OTTAWA - Outrés par l'inaction du gouvernement conservateur, les trois partis d'opposition ont pris l'initiative d'écrire eux-mêmes au gouverneur du Montana, Brian Schweitzer, afin de lui demander de commuer la peine de Ronald Allen Smith, le Canadien condamné à mort pour le meurtre de deux autochtones en 1982.
Le Bloc québécois a fait parvenir jeudi aux libéraux ainsi qu'au Nouveau Parti démocratique un projet de lettre à faire signer à tous leurs députés, qui représentent un total de 175 circonscriptions. La missive pourrait être transmise au gouverneur dès le milieu de la semaine prochaine.
"Nous sommes parfaitement conscients qu'il ne nous appartient pas de nous ingérer dans les affaires juridiques du Montana. C'est pourquoi nous ne vous demandons pas la clémence pour le crime commis", peut-on lire dans le document dont La Presse Canadienne a obtenu copie.
"M. Smith a été condamné et nous respectons ce jugement. Nous insistons pour vous demander que la peine capitale prononcée à son encontre soit commuée en toute autre forme de peine afin de respecter le droit primordial à la vie."
Le chef libéral Stéphane Dion et son homologue du NPD, Jack Layton, ont déjà donné leur accord au projet. Ils ont en outre tous les deux envoyé une lettre personnelle au gouverneur Schweitzer.
M. Dion dit avoir posé ce geste au nom de la majorité de Canadiens qui s'opposent à la peine capitale et dont les vues ne sont pas représentées par les conservateurs de Stephen Harper.

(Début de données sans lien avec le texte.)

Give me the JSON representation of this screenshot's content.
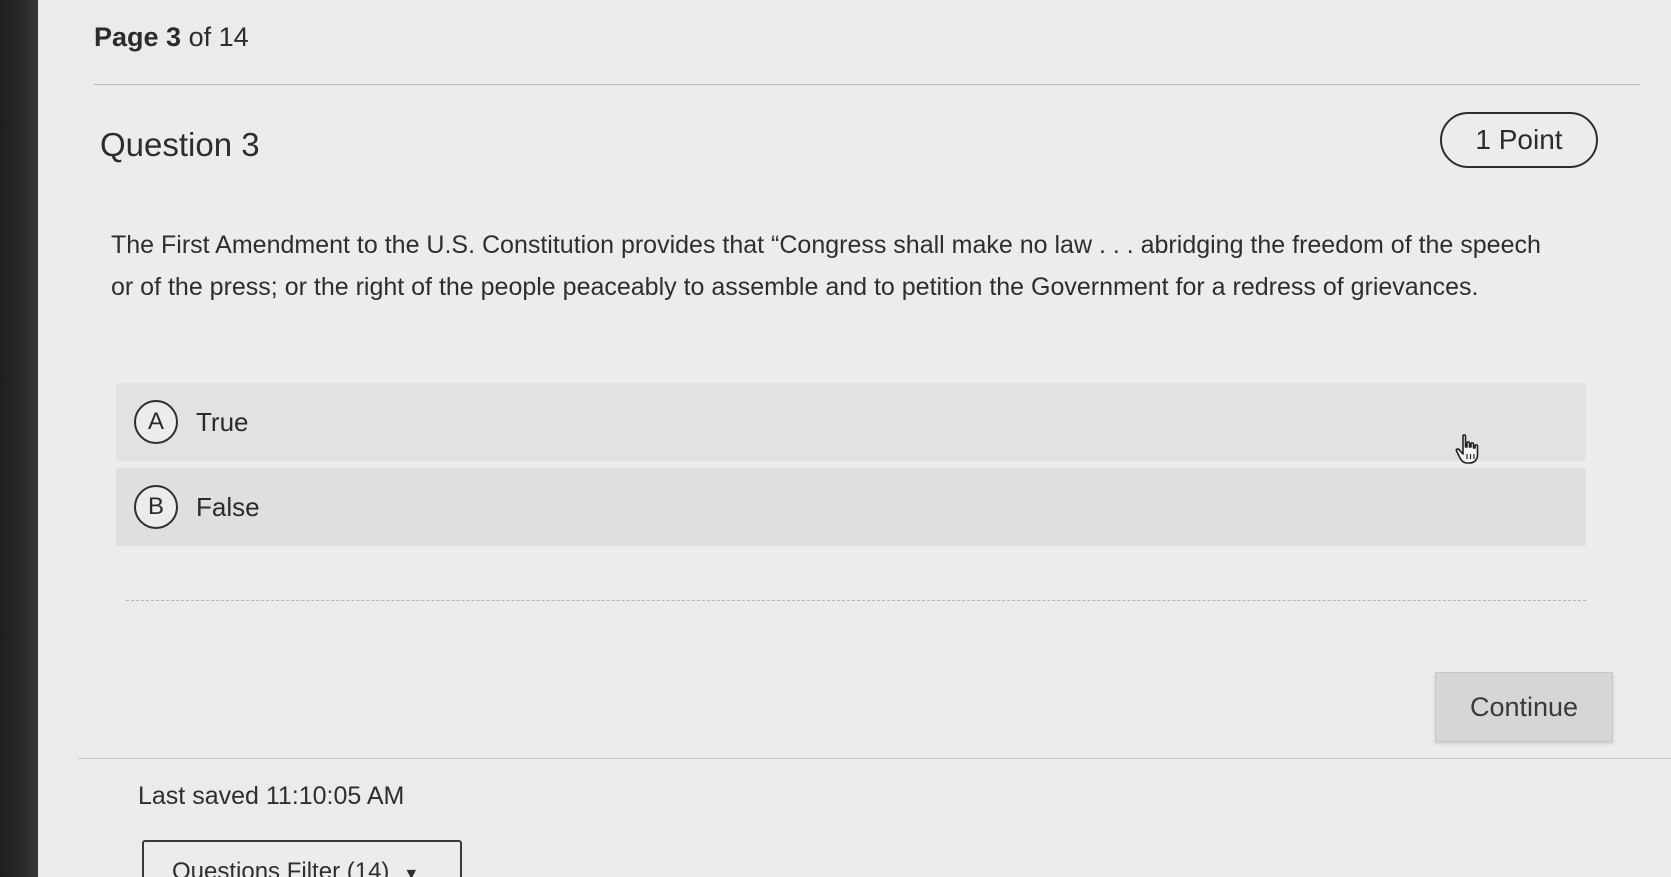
{
  "page": {
    "label_bold": "Page 3",
    "label_rest": " of 14"
  },
  "question": {
    "title": "Question 3",
    "points": "1 Point",
    "text": "The First Amendment to the U.S. Constitution provides that “Congress shall make no law . . . abridging the freedom of the speech or of the press; or the right of the people peaceably to assemble and to petition the Government for a redress of grievances."
  },
  "options": [
    {
      "letter": "A",
      "label": "True"
    },
    {
      "letter": "B",
      "label": "False"
    }
  ],
  "actions": {
    "continue_label": "Continue"
  },
  "footer": {
    "last_saved": "Last saved 11:10:05 AM",
    "filter_label": "Questions Filter (14)"
  },
  "icons": {
    "cursor": "hand-pointer-icon",
    "caret": "caret-down-icon"
  }
}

Quant à M. Layton, il a souligné que le fait que le gouvernement ne soit pas intervenu en faveur de Ronald Allen Smith constituait une rupture d'avec la tradition canadienne de demander la clémence pour ses citoyens condamnés à mort dans d'autres pays.

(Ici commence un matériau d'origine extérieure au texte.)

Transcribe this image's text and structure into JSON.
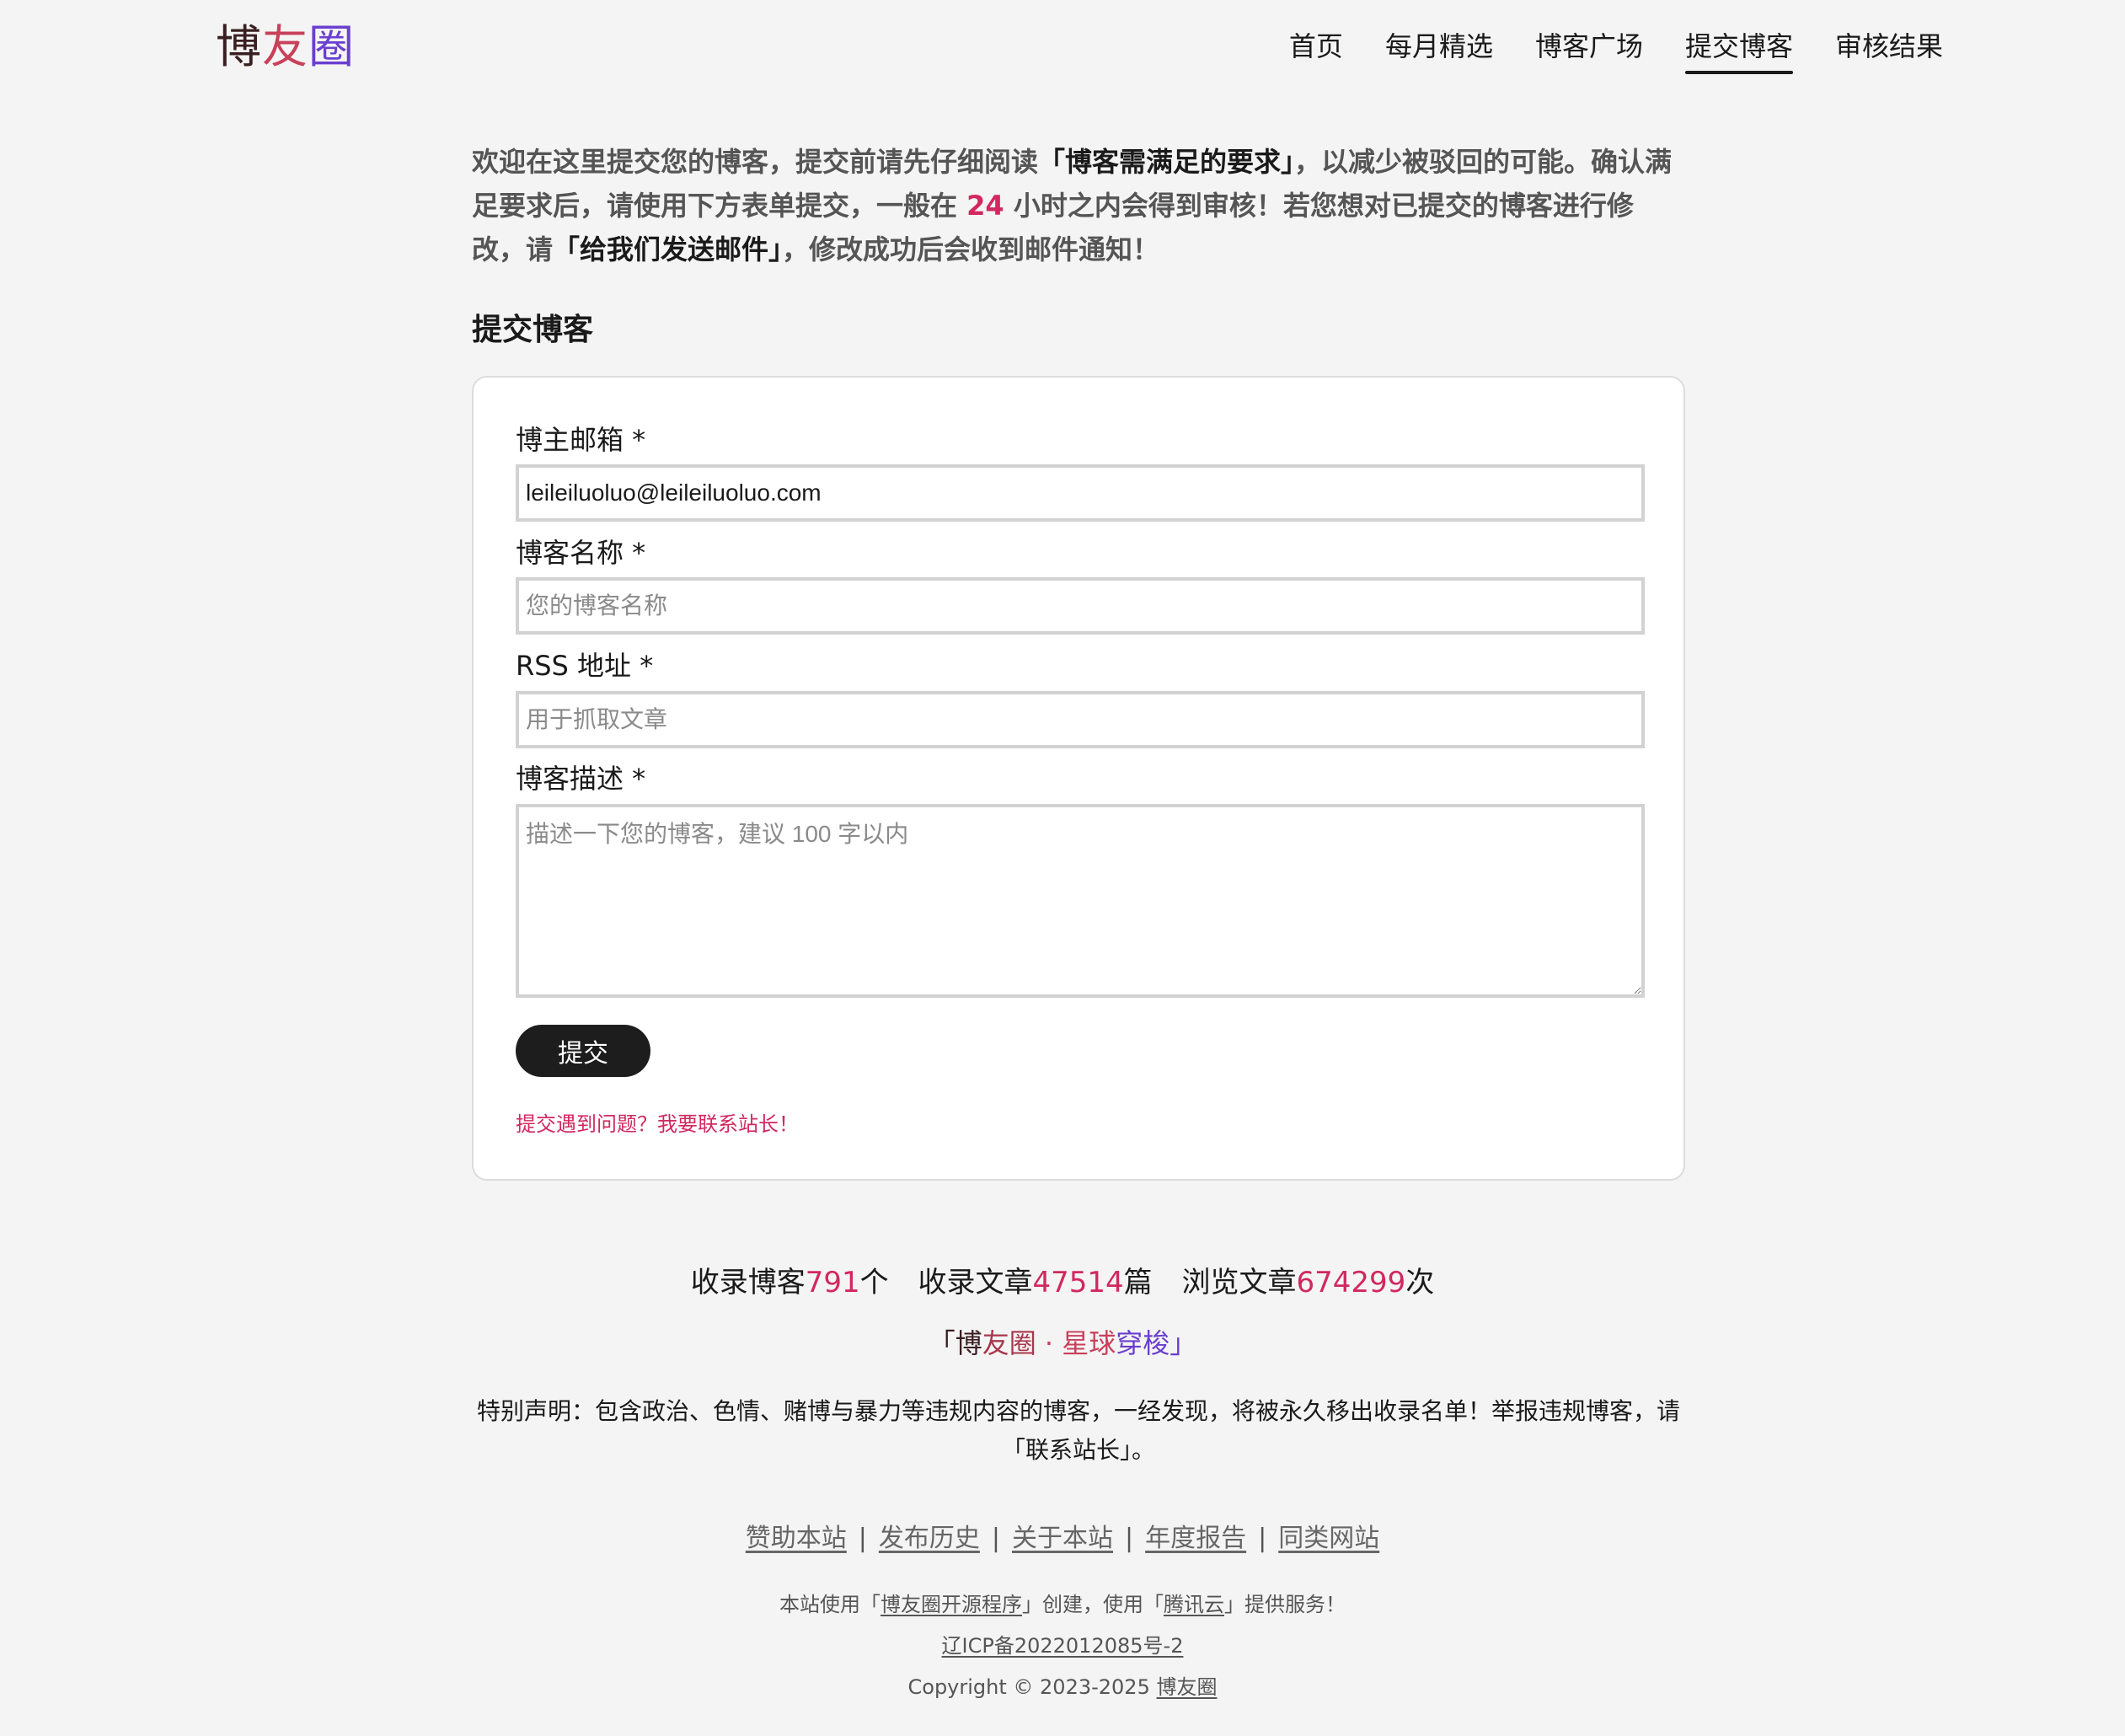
{
  "header": {
    "logo": [
      "博",
      "友",
      "圈"
    ],
    "nav": [
      {
        "label": "首页",
        "active": false
      },
      {
        "label": "每月精选",
        "active": false
      },
      {
        "label": "博客广场",
        "active": false
      },
      {
        "label": "提交博客",
        "active": true
      },
      {
        "label": "审核结果",
        "active": false
      }
    ]
  },
  "intro": {
    "part1": "欢迎在这里提交您的博客，提交前请先仔细阅读",
    "link1": "「博客需满足的要求」",
    "part2": "，以减少被驳回的可能。确认满足要求后，请使用下方表单提交，一般在 ",
    "hours": "24",
    "part3": " 小时之内会得到审核！若您想对已提交的博客进行修改，请",
    "link2": "「给我们发送邮件」",
    "part4": "，修改成功后会收到邮件通知！"
  },
  "form": {
    "title": "提交博客",
    "email_label": "博主邮箱 *",
    "email_value": "leileiluoluo@leileiluoluo.com",
    "name_label": "博客名称 *",
    "name_placeholder": "您的博客名称",
    "rss_label": "RSS 地址 *",
    "rss_placeholder": "用于抓取文章",
    "desc_label": "博客描述 *",
    "desc_placeholder": "描述一下您的博客，建议 100 字以内",
    "submit_label": "提交",
    "help_link": "提交遇到问题？我要联系站长！"
  },
  "stats": {
    "blogs_label": "收录博客",
    "blogs_count": "791",
    "blogs_unit": "个",
    "articles_label": "收录文章",
    "articles_count": "47514",
    "articles_unit": "篇",
    "views_label": "浏览文章",
    "views_count": "674299",
    "views_unit": "次"
  },
  "tagline": {
    "open": "「",
    "a": "博",
    "b": "友圈",
    "c": " · 星球",
    "d": "穿梭",
    "close": "」"
  },
  "disclaimer": "特别声明：包含政治、色情、赌博与暴力等违规内容的博客，一经发现，将被永久移出收录名单！举报违规博客，请「联系站长」。",
  "footer": {
    "links": [
      "赞助本站",
      "发布历史",
      "关于本站",
      "年度报告",
      "同类网站"
    ],
    "separator": "|",
    "built_prefix": "本站使用「",
    "built_link": "博友圈开源程序",
    "built_middle": "」创建，使用「",
    "host_link": "腾讯云",
    "built_suffix": "」提供服务！",
    "icp": "辽ICP备2022012085号-2",
    "copyright_prefix": "Copyright © 2023-2025 ",
    "copyright_link": "博友圈"
  }
}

"Je trouve cette situation très dérangeante, écrit-il. Et je ne suis pas le seul".
Jack Layton conserve l'espoir de faire changer les conservateurs d'idée au sujet de Ronald Allen Smith. "Cela démontrerait que le gouvernement n'a pas l'intention de modifier la loi canadienne", a-t-il expliqué à l'issue de la période des questions.
Jusqu'à maintenant, le premier ministre, son ministre des Affaires étrangères, Maxime Bernier, ainsi que le ministre de la Justice, Rob Nicholson, se sont toutefois montrés inflexibles.

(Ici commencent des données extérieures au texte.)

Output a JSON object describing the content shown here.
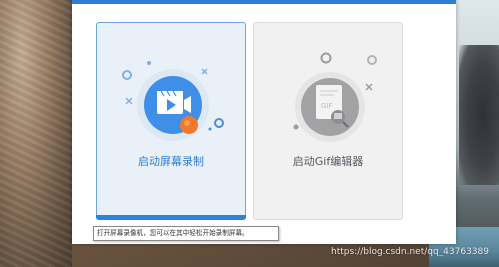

Ce dernier a répété toute la semaine que son gouvernement n'entendait plus intervenir en faveur des tueurs condamnés à mort au terme d'un procès équitable dans un Etat de droit.
A l'évidence, ce commentaire faisait référence en premier lieu aux Etats-Unis. Il n'a toutefois pas été possible de savoir lesquels parmi les 64 autres pays qui pratiquent toujours la peine de mort étaient visés par la déclaration.
Le Canada a par ailleurs laissé savoir qu'il ne parrainerait pas une motion réclamant à l'ONU un moratoire sur la peine de mort. Les conservateurs prévoient néanmoins appuyer la proposition quand elle sera soumise aux votes.
En plus de l'opposition, les groupes de défense des droits humains et une partie de la communauté internationale se sont insurgés contre le changement d'attitude du Canada au sujet de la peine capitale.
Le secrétaire du Conseil de l'Europe, Terry Davis, a même accusé cette semaine le Canada de "sous-traiter" l'exécution de ses citoyens et de s'en laver les mains.